Given the number of businesses embracing the flower culture, Sanyu says variety, uniqueness, quality, efficiency and effectiveness have made her business stand out from her competitors.

“We always do our best to make sure that the client gets what they ordered or even better. Through the years, we have continued receiving compliments and referrals. Our job is to make our client’s function memorable,” Sanyu adds.

She has also been able to reap big from the business enough to pay school fees for her children and also sustain the family together with her husband.


Despite the growing demand for flowers, however, there is still uncertainty of supply.
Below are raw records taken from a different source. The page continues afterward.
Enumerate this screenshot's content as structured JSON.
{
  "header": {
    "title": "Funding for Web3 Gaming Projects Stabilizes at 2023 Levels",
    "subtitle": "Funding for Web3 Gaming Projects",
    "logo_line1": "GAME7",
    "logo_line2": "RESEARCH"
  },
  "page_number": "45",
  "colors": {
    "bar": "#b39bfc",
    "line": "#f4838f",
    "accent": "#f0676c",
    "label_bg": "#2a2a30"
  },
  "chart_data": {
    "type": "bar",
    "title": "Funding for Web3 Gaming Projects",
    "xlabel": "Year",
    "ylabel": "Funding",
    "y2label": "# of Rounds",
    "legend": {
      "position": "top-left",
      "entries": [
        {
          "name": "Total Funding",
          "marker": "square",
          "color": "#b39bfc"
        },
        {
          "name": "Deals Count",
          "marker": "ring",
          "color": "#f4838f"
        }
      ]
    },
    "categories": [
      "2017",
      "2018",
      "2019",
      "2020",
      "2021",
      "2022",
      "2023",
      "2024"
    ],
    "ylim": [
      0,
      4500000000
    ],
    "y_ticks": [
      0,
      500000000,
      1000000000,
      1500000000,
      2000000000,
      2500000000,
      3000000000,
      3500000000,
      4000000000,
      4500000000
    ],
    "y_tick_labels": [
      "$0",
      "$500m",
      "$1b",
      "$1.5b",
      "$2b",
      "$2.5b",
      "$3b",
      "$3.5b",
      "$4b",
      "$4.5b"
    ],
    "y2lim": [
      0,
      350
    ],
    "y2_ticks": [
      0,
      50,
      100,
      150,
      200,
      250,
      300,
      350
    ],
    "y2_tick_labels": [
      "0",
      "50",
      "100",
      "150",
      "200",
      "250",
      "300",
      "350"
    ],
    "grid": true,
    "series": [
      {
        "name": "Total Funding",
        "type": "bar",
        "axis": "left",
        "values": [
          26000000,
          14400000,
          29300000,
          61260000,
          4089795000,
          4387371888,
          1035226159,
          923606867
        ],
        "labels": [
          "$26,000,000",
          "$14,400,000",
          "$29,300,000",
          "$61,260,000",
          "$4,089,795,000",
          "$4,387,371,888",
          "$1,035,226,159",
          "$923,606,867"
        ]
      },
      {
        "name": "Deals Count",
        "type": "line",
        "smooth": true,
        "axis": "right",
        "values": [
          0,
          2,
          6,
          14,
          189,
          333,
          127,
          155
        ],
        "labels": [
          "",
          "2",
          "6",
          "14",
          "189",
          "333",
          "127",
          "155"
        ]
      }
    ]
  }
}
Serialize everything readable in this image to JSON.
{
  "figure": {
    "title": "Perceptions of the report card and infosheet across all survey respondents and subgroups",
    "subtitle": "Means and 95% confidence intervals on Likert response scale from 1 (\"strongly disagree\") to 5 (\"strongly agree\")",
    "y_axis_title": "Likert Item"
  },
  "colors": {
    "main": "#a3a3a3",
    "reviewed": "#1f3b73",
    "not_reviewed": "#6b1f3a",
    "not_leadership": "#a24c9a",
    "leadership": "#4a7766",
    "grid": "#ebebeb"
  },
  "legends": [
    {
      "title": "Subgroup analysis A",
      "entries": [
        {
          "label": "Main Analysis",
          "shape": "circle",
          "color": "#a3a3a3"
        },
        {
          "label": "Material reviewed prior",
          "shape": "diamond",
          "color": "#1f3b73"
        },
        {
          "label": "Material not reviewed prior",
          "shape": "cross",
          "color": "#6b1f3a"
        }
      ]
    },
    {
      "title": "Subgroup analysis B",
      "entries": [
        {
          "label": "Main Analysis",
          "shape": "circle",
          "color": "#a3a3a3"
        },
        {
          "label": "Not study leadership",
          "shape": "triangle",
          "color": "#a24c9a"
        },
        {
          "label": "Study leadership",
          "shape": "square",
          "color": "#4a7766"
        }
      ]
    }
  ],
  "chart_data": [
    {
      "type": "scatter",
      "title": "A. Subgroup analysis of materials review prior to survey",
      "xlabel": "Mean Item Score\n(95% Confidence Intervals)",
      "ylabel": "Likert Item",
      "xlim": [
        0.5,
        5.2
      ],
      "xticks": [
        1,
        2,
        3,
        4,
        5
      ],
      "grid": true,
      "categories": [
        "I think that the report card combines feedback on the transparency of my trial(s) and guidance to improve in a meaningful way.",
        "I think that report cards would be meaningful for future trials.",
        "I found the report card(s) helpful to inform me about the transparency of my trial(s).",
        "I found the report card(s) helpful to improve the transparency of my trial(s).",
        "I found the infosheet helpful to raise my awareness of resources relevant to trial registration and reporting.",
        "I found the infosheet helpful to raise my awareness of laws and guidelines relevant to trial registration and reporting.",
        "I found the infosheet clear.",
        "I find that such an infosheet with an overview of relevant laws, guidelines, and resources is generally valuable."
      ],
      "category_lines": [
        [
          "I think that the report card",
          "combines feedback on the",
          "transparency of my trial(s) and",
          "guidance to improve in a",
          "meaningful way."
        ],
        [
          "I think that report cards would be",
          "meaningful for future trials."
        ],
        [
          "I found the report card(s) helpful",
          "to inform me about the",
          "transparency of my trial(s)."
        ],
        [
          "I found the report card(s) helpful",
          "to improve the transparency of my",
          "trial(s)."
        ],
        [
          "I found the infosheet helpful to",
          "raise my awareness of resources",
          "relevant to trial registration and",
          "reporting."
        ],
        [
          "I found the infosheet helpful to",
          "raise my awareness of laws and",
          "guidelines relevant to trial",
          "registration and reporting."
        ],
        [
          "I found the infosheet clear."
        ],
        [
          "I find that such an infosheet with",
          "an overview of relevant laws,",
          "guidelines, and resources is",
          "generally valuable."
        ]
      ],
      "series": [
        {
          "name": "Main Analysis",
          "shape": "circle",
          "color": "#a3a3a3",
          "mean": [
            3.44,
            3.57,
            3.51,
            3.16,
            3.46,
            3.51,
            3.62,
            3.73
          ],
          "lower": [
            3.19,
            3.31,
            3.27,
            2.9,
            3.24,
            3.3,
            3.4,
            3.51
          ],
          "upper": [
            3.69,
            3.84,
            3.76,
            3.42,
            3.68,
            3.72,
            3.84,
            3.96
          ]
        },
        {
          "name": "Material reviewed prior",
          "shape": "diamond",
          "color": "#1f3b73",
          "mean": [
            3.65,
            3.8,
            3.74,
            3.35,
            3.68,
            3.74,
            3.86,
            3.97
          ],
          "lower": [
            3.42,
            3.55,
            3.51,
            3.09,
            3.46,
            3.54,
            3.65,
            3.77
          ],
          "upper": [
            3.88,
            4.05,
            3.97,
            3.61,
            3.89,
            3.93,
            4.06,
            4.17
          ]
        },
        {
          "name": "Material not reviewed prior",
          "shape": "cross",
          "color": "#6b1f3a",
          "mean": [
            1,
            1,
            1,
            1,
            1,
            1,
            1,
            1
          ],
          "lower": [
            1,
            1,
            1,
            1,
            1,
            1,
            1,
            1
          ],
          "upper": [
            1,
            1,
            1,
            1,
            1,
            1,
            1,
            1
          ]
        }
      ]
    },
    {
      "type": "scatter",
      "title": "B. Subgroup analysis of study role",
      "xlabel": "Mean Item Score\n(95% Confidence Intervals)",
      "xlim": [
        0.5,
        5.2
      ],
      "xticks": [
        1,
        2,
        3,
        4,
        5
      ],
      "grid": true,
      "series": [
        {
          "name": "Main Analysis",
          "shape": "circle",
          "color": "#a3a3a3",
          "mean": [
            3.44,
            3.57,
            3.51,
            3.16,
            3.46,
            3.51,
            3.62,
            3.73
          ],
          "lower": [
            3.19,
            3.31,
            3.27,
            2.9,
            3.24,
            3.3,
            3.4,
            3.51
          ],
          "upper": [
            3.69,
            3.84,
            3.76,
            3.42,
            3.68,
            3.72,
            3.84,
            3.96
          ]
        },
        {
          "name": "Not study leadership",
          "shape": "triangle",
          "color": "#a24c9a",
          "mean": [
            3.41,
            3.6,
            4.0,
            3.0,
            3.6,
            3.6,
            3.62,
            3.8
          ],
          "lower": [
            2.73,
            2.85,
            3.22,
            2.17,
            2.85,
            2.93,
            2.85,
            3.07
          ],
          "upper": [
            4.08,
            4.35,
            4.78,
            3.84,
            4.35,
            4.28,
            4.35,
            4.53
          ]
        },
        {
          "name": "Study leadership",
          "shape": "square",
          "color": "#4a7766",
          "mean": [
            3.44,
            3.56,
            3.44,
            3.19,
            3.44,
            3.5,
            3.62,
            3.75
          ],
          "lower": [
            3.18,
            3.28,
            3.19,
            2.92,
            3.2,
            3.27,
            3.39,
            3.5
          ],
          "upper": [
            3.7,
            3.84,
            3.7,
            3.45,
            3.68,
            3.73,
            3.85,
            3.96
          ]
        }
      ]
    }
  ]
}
The shortage of flowers in Uganda forces Sanyu to import from neighbouring Kenya, which can be costly.

During a media interview, David Malinga, a professional florist at Royal Gardens, says florists mainly consider the quality of flowers including the freshness and health of the flowers. Florists also prefer closed flowers that are not too short in length.

“Flowers should be well graded in bunches of 15 to 20 and have a good appearance and we like them closed so that they open up from the shop. If the suppliers’ flowers are up to standard, we give them an order and they supply,” Malinga says.

He advises farmers to check which flowers are in demand so that they supply those making more profit.

With regards to future plans, Sanyu says it has always been her dream to open another flower shop and reveals that she plans to open one on the Munyonyo-Entebbe Expressway to reach out to clients as they drive to and from Entebbe International Airport.

“We are setting up our online selling site and we are adding Balloon bouquets, potted plants, flower vases and bridal bouquets. Our goal is to ensure every customer is accommodated and served to their satisfaction,” Sanyu reveals.